The Netherlands study, which was led by Dr. Marleen van Baak, was published in 2004. Van Baak used sixteen male cyclists and triathletes for her test subjects, and the testing was done on a stationary bicycle. The test was to time trial a distance that would theoretically take one hour to complete at 75 percent of max power.
Each athlete did the test twice: once after inhaling 800 mg of salbutamol – a level higher than the recommended therapeutic does – and once after inhaling a placebo. In each case, the average time to complete the workout was over an hour. But Van Baak and her colleagues found that it took the athletes an average of 83 seconds less to finish the time trial when they had taken salbutamol.
Looking at the data, there were two subjects who took much longer to complete the time trial without salbutamol than with the drug, and their results pulled the data toward statistical significance. One of them was also the slowest athlete in the group. For the faster, better conditioned athletes, the times for the two tests were more similar.
Why did van Baak and her colleagues find a difference where others had not?
“The reason that we did see an effect in our study, in contrast to for instance Goubault et al [the French researchers], who also studied inhalation of 800 mg salbutamol, may be that we used a different protocol to measure endurance performance in highly trained athletes,” they wrote in the International Journal of Sports Medicine.
“This protocol has been shown to be more reproducible than a time to exhaustion test in trained athletes and therefore may allow to pick up smaller differences in performance… From the plasma lactate curves it appears that at the end of this type of trial subjects perform a ‘finishing kick’, which is absent during a time to exhaustion test.”
Van Baak’s explanation is that in a test where athletes run or cycle until they can no longer continue, there is not such a dramatic shift to the anaerobic system.
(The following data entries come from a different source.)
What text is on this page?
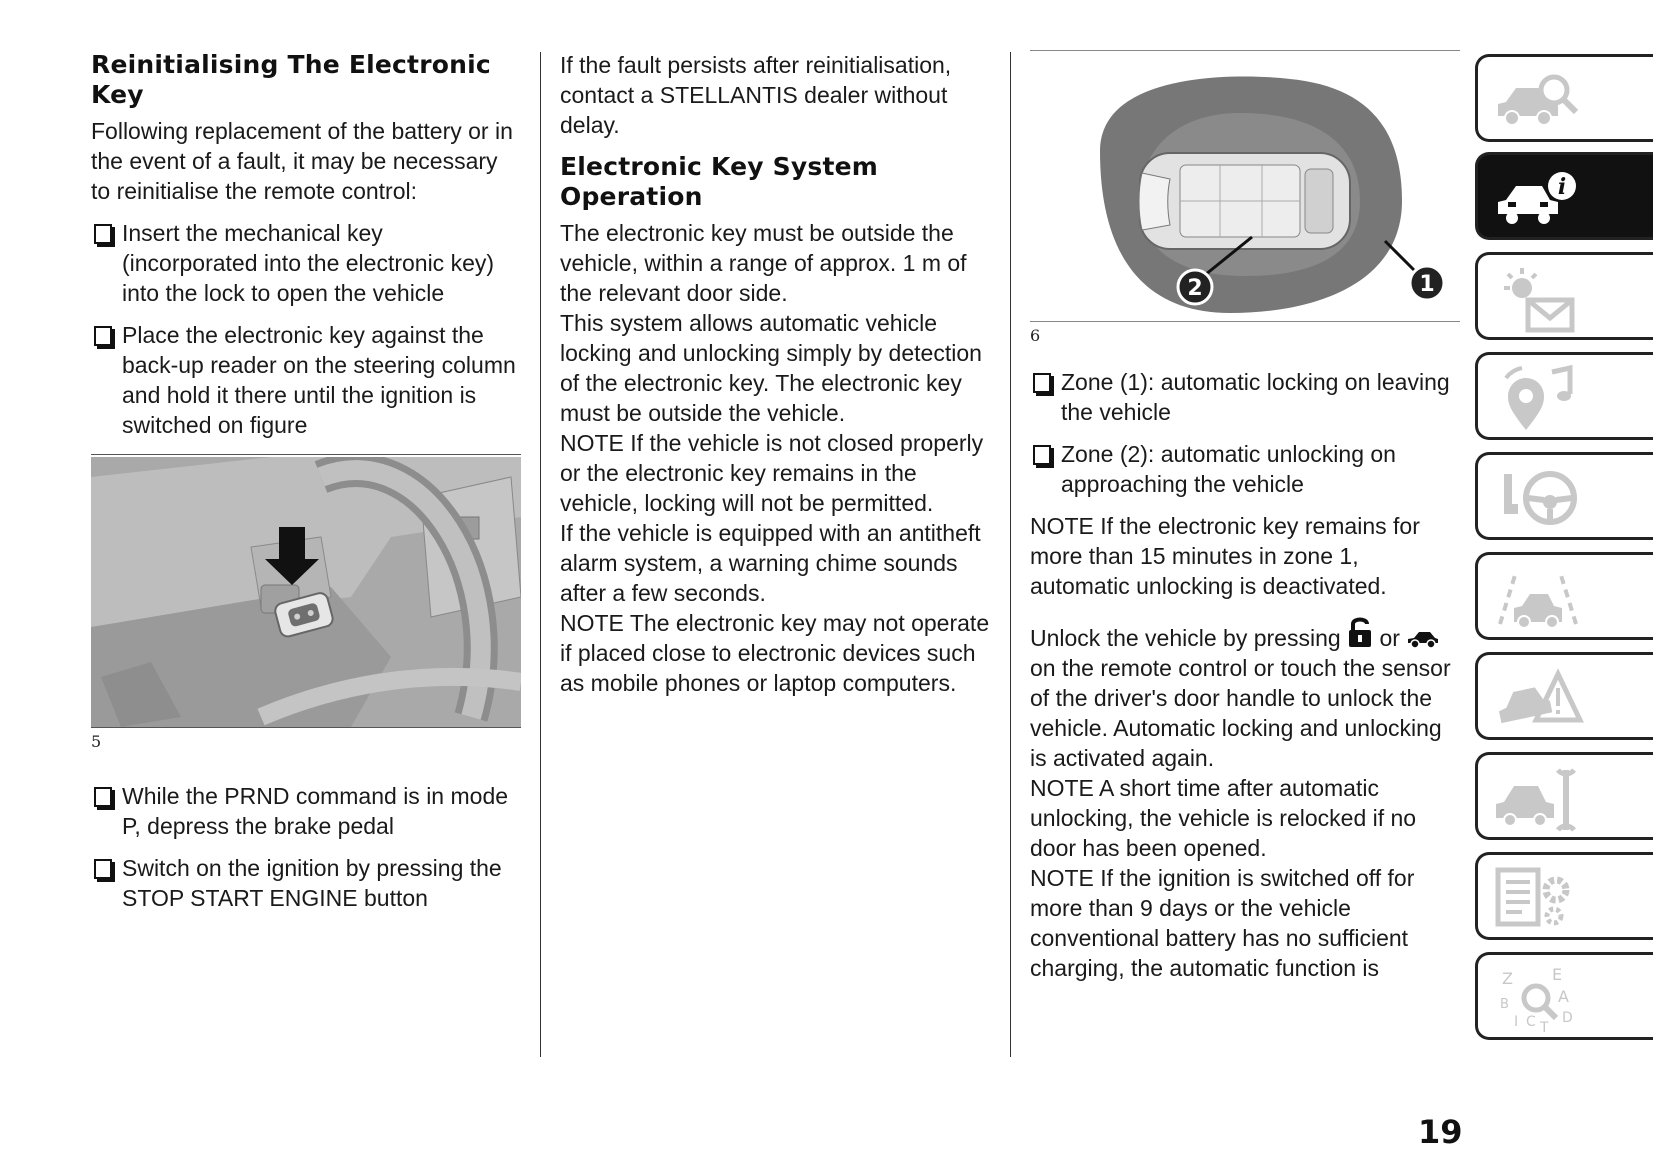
Reinitialising The Electronic Key

Following replacement of the battery or in the event of a fault, it may be necessary to reinitialise the remote control:

Insert the mechanical key (incorporated into the electronic key) into the lock to open the vehicle
Place the electronic key against the back-up reader on the steering column and hold it there until the ignition is switched on figure
5
While the PRND command is in mode P, depress the brake pedal
Switch on the ignition by pressing the STOP START ENGINE button

If the fault persists after reinitialisation, contact a STELLANTIS dealer without delay.

Electronic Key System Operation

The electronic key must be outside the vehicle, within a range of approx. 1 m of the relevant door side.

This system allows automatic vehicle locking and unlocking simply by detection of the electronic key. The electronic key must be outside the vehicle.

NOTE If the vehicle is not closed properly or the electronic key remains in the vehicle, locking will not be permitted.

If the vehicle is equipped with an antitheft alarm system, a warning chime sounds after a few seconds.

NOTE The electronic key may not operate if placed close to electronic devices such as mobile phones or laptop computers.

2	1
6
Zone (1): automatic locking on leaving the vehicle
Zone (2): automatic unlocking on approaching the vehicle

NOTE If the electronic key remains for more than 15 minutes in zone 1, automatic unlocking is deactivated.

Unlock the vehicle by pressing or  on the remote control or touch the sensor of the driver's door handle to unlock the vehicle. Automatic locking and unlocking is activated again.

NOTE A short time after automatic unlocking, the vehicle is relocked if no door has been opened.

NOTE If the ignition is switched off for more than 9 days or the vehicle conventional battery has no sufficient charging, the automatic function is

19
i
Z E
B	A
I C T
D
In an actual race, or a fixed-distance or fixed-time time trial, there is real incentive to sprint at the end.
Despite the several physiological parameters measured by the Dutch team, they could not discover why the athletes performed better with salbutamol than they did with the placebo.
Are van Baak and her colleagues right? It’s hard to say. Athletes who have done VO2Max tests before can tell you that a “step test” and a fixed-time or fixed-distance test are certainly different. However, of the twelve studies which found no benefit to salbutamol use, there were a variety of test formats, and finishing an exhaustion test often does consist of more or less sprinting to avoid dropping off the back of the treadmill. Van Baak may have a point, but she also might be oversimplifying.
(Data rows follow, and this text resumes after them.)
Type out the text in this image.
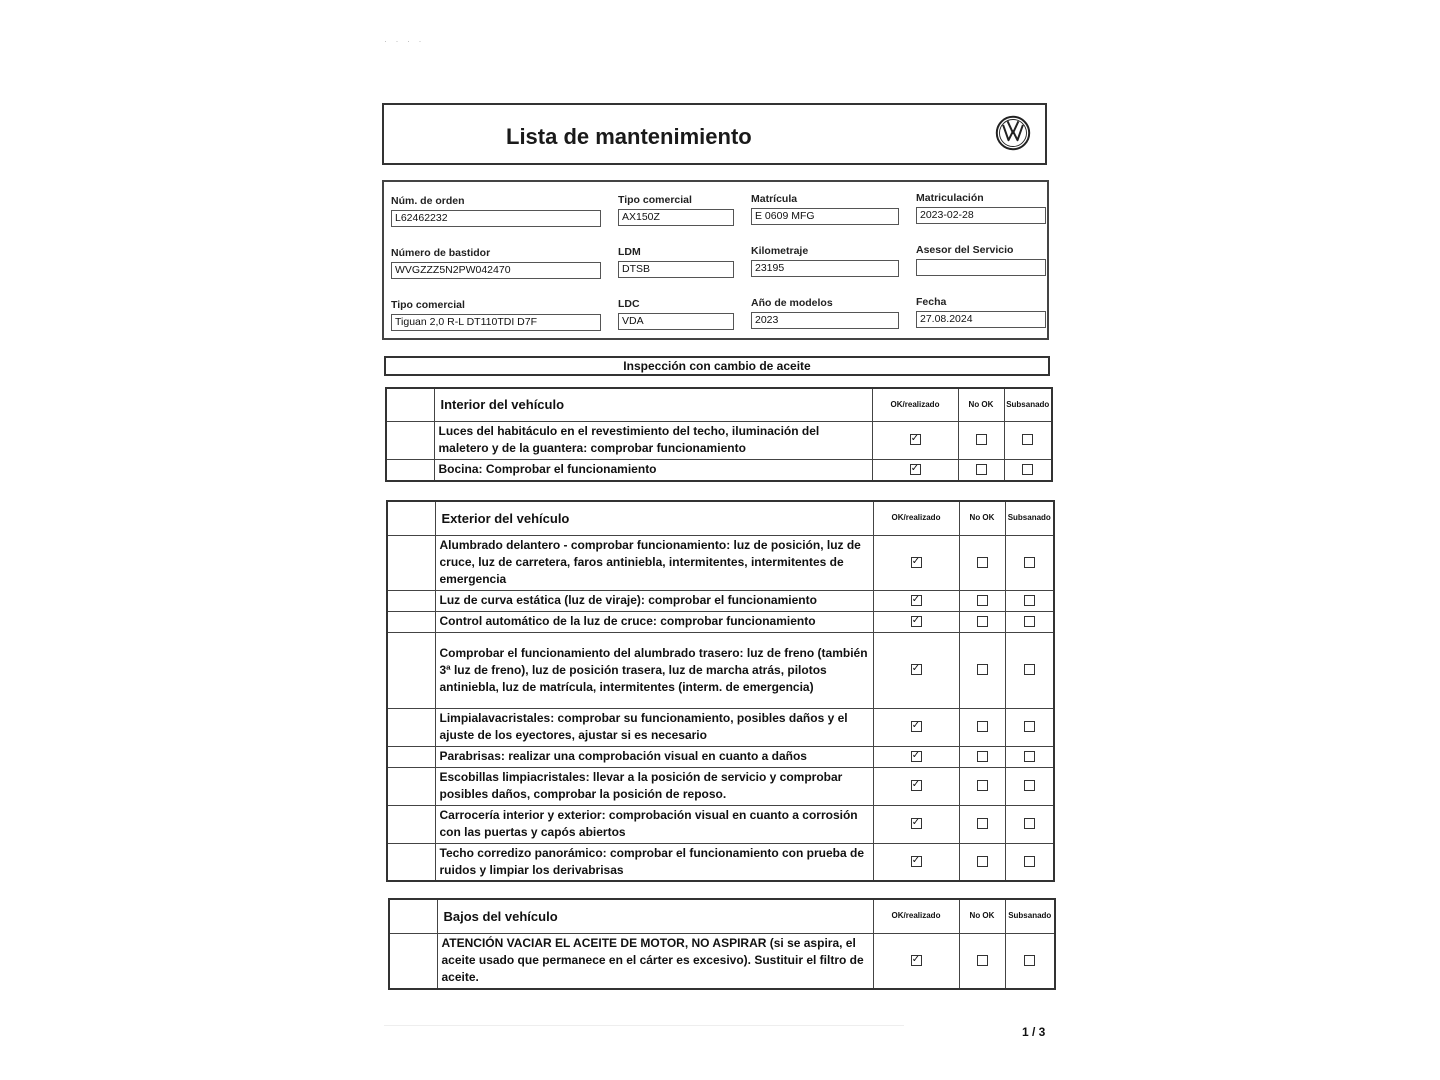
· · · ·
Lista de mantenimiento
Núm. de orden
L62462232
Tipo comercial
AX150Z
Matrícula
E 0609 MFG
Matriculación
2023-02-28
Número de bastidor
WVGZZZ5N2PW042470
LDM
DTSB
Kilometraje
23195
Asesor del Servicio
Tipo comercial
Tiguan 2,0 R-L DT110TDI D7F
LDC
VDA
Año de modelos
2023
Fecha
27.08.2024
Inspección con cambio de aceite
	Interior del vehículo	OK/realizado	No OK	Subsanado
	Luces del habitáculo en el revestimiento del techo, iluminación del maletero y de la guantera: comprobar funcionamiento	✓		
	Bocina: Comprobar el funcionamiento	✓		
	Exterior del vehículo	OK/realizado	No OK	Subsanado
	Alumbrado delantero - comprobar funcionamiento: luz de posición, luz de cruce, luz de carretera, faros antiniebla, intermitentes, intermitentes de emergencia	✓		
	Luz de curva estática (luz de viraje): comprobar el funcionamiento	✓		
	Control automático de la luz de cruce: comprobar funcionamiento	✓		
	Comprobar el funcionamiento del alumbrado trasero: luz de freno (también 3ª luz de freno), luz de posición trasera, luz de marcha atrás, pilotos antiniebla, luz de matrícula, intermitentes (interm. de emergencia)	✓		
	Limpialavacristales: comprobar su funcionamiento, posibles daños y el ajuste de los eyectores, ajustar si es necesario	✓		
	Parabrisas: realizar una comprobación visual en cuanto a daños	✓		
	Escobillas limpiacristales: llevar a la posición de servicio y comprobar posibles daños, comprobar la posición de reposo.	✓		
	Carrocería interior y exterior: comprobación visual en cuanto a corrosión con las puertas y capós abiertos	✓		
	Techo corredizo panorámico: comprobar el funcionamiento con prueba de ruidos y limpiar los derivabrisas	✓		
	Bajos del vehículo	OK/realizado	No OK	Subsanado
	ATENCIÓN VACIAR EL ACEITE DE MOTOR, NO ASPIRAR (si se aspira, el aceite usado que permanece en el cárter es excesivo). Sustituir el filtro de aceite.	✓		
1 / 3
None of these test formats were exactly identical to an actual ski race, because all of the researchers were interested in understanding the underlying mechanisms of any differences they might find. They wanted to measure lactate, VO2Max, and other variables that might show how salbutamol worked. To do that, they had to work in a laboratory.
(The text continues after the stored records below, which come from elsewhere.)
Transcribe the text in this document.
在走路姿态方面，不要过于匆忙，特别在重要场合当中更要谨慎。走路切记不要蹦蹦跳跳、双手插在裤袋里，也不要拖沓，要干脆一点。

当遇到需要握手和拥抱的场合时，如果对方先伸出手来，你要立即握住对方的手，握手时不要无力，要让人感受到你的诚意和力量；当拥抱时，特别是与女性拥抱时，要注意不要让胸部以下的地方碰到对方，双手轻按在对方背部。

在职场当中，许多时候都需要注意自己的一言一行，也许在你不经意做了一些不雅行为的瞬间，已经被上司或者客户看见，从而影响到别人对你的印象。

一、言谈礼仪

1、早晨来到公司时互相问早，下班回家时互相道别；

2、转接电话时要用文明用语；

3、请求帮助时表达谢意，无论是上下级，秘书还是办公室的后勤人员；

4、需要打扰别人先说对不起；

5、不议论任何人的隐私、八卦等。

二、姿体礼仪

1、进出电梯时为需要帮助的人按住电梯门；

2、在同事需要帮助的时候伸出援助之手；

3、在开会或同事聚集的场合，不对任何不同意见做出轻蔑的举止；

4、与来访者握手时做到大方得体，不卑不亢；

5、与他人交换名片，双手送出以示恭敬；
Until someone finds a way to study the effects of salbutamol on the trails, these studies will be the best tool we have for understanding whether the medication confers any benefits on non-asthmatic athletes. And despite the findings of van Baak and her colleagues – which suggest that more work should be done – the consensus seems to be that salbutamol doesn’t enhance performance.
Given the information they have to work with, WADA has probably made the right decision, and the significant number of skiers who suffer from asthma can breathe easy – without a TUE.